Ce nouvel inconscient n’a rien à voir avec celui de Freud rempli de pulsions, d’érotisme, d’hallucinations et qui est irrationnel et primitif.

Dans la nouvelle vision de l’inconscient, les processus mentaux sont pensés comme inconscients, car ce sont des portions de l’esprit qui sont inaccessibles à la conscience à cause de l’architecture du cerveau, plutôt qu’en raison de mécanismes tels que le refoulement ou les pulsions. Pour en finir avec Freud, la psychanalyse freudienne fonctionne, c’est certain, mais comme le souligne Michel Onfray, seulement pour Freud. C’est une bonne description du paysage intérieur d’un individu pathologique. Les visées universelles de la psychanalyse ne sont que les projections psychopathiques de son fondateur, qui projette sa propre pathologie sur le reste de l’humanité.
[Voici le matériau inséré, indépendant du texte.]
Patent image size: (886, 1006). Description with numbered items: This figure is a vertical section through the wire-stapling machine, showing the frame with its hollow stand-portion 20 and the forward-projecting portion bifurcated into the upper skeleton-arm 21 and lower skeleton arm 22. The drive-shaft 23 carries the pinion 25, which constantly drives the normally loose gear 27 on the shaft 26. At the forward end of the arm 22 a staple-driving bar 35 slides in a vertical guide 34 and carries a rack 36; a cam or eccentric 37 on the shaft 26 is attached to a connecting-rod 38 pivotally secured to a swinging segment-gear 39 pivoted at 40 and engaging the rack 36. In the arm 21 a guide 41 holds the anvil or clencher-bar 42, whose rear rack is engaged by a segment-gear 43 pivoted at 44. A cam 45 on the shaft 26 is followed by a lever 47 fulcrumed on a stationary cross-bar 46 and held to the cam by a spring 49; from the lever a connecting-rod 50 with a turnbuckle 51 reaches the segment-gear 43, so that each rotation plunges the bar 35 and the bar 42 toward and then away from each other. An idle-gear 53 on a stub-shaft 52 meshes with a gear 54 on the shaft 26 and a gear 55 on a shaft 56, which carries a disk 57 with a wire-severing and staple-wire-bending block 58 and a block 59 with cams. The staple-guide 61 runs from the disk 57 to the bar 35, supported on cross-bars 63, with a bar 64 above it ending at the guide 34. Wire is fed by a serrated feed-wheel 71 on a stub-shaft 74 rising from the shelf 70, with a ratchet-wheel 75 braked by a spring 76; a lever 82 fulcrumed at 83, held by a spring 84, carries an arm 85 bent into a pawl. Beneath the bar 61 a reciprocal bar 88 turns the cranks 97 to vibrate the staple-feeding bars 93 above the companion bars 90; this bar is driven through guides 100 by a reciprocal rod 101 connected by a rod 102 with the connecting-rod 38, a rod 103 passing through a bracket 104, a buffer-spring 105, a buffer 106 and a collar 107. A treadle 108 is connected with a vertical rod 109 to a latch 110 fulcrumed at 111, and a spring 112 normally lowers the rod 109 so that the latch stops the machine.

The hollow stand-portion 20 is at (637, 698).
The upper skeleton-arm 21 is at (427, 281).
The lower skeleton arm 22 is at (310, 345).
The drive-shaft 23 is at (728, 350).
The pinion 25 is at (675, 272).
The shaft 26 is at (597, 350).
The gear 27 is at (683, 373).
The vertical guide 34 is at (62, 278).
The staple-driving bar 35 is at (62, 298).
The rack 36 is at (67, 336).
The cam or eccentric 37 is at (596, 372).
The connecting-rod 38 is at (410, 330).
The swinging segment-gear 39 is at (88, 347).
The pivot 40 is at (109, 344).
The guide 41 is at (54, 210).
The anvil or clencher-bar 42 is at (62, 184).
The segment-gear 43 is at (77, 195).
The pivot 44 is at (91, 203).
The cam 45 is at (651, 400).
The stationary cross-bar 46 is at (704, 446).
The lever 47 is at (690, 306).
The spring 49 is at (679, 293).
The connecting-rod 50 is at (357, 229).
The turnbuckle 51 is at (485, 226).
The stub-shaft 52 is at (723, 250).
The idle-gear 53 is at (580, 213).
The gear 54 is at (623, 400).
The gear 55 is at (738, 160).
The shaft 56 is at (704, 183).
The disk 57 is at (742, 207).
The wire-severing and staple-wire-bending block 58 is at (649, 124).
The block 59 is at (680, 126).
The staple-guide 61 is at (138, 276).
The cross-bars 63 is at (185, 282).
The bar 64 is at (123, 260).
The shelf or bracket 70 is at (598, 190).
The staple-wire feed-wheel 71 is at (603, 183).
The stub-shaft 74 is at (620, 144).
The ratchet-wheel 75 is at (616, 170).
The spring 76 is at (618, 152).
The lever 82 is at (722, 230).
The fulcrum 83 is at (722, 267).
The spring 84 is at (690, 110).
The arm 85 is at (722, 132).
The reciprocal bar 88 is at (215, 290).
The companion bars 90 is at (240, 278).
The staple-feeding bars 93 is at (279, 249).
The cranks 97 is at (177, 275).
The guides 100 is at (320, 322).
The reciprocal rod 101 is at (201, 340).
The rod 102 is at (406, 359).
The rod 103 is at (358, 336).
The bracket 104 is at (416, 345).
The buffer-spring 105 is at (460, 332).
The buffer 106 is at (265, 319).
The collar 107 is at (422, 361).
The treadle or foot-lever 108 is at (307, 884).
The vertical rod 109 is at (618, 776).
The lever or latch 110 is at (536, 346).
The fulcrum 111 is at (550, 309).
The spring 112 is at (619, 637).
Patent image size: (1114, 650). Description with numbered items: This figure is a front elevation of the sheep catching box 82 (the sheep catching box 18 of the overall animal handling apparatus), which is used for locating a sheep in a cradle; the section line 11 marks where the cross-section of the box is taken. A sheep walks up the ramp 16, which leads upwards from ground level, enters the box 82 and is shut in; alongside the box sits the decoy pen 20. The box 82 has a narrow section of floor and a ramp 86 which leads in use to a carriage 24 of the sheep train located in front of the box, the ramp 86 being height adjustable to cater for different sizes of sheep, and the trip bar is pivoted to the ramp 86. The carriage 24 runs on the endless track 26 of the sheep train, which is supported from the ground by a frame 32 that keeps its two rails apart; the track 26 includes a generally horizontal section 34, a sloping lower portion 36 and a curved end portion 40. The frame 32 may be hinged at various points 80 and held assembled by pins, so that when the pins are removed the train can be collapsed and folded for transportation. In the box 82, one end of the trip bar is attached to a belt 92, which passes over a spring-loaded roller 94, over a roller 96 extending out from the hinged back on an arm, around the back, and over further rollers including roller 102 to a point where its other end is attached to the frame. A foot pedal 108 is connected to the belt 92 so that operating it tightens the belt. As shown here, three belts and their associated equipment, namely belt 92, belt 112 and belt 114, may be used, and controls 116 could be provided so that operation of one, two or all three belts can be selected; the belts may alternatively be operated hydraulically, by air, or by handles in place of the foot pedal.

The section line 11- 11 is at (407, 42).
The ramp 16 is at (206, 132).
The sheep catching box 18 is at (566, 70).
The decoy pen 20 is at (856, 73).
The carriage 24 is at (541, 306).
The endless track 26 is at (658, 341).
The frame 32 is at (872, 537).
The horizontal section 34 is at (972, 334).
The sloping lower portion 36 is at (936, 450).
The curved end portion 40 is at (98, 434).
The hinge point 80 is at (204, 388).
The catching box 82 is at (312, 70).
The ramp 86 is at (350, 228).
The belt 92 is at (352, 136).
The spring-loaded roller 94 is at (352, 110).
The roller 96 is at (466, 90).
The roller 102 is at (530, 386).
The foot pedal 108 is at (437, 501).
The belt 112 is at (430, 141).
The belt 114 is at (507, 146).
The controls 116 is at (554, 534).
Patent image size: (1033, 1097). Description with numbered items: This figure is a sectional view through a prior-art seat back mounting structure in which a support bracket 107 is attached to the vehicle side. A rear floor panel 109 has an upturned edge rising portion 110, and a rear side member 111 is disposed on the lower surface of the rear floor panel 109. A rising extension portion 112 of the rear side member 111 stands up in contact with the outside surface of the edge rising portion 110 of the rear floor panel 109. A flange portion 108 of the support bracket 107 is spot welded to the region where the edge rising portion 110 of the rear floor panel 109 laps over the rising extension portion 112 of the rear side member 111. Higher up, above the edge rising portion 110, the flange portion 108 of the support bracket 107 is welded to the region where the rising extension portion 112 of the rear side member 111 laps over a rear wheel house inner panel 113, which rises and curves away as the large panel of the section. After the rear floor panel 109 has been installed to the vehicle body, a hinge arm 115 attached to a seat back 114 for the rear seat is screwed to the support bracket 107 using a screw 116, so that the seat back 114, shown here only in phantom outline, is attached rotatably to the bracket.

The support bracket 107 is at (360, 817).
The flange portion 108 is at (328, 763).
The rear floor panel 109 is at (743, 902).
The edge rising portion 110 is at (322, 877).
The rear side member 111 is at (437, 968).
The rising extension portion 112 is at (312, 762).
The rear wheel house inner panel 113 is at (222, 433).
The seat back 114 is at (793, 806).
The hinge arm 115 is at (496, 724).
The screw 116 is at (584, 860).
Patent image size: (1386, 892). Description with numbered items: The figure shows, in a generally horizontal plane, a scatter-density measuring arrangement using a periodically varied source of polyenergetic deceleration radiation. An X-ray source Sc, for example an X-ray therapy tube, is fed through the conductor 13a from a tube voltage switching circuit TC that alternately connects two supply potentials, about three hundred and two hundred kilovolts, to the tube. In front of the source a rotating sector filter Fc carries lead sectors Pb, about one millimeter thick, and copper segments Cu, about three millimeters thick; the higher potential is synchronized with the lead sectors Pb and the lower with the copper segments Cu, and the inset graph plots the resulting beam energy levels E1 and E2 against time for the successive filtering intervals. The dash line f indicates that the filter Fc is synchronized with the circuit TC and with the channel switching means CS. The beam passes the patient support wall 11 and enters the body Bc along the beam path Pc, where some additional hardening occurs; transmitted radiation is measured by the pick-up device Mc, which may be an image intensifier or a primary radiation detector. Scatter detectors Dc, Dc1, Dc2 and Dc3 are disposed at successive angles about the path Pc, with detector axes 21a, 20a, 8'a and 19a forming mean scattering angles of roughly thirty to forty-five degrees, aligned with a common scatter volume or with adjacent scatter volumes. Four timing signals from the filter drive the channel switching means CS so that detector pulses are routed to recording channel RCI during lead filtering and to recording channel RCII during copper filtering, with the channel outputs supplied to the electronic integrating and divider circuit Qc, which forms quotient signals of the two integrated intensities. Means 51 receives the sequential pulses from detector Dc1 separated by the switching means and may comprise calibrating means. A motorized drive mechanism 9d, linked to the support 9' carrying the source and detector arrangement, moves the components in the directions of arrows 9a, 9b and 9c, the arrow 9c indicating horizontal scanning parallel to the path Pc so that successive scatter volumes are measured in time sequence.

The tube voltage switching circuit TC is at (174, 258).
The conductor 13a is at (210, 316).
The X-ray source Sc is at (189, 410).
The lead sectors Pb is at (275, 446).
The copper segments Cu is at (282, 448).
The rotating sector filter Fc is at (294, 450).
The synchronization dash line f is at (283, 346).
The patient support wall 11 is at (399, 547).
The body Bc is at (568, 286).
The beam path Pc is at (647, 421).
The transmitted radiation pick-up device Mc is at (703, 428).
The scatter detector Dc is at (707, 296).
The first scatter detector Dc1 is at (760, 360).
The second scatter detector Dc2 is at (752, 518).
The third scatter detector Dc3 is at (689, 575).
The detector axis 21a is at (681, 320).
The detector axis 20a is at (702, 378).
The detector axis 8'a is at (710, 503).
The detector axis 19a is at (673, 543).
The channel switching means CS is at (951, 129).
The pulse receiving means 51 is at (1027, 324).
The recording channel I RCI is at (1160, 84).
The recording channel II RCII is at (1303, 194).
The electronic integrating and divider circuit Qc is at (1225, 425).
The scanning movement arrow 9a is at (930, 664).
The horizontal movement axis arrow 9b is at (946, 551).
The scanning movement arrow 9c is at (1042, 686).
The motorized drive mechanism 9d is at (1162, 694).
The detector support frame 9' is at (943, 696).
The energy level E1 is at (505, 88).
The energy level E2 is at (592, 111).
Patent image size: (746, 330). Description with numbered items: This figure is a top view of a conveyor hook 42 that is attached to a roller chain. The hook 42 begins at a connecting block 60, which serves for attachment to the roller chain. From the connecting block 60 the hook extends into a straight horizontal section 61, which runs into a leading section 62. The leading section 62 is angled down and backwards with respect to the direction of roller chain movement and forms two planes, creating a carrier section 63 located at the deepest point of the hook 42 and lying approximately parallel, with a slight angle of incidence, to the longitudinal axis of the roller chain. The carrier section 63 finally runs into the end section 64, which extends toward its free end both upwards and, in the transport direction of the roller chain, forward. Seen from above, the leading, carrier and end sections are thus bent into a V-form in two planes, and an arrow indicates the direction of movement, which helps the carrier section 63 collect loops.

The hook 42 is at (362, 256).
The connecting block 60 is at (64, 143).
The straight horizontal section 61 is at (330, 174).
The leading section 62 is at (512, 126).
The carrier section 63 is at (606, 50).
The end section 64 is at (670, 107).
Le deuxième système ou système 2, que Wilson appelle pensée lente (Thinking slow), l’esprit conscient, utilise davantage la réflexion, le raisonnement, demande beaucoup plus d’efforts et est extrêmement fainéant.

Évidemment la plupart des gens s’imaginent utiliser le système 2 bien plus rationnel. Erreur. C’est en réalité le système 1, celui de la pensée rapide, qui régit nos décisions. Il y a beaucoup trop de choses à analyser pour que le système 2 puisse tout prendre en charge. Ce système est bien plus difficile à faire fonctionner.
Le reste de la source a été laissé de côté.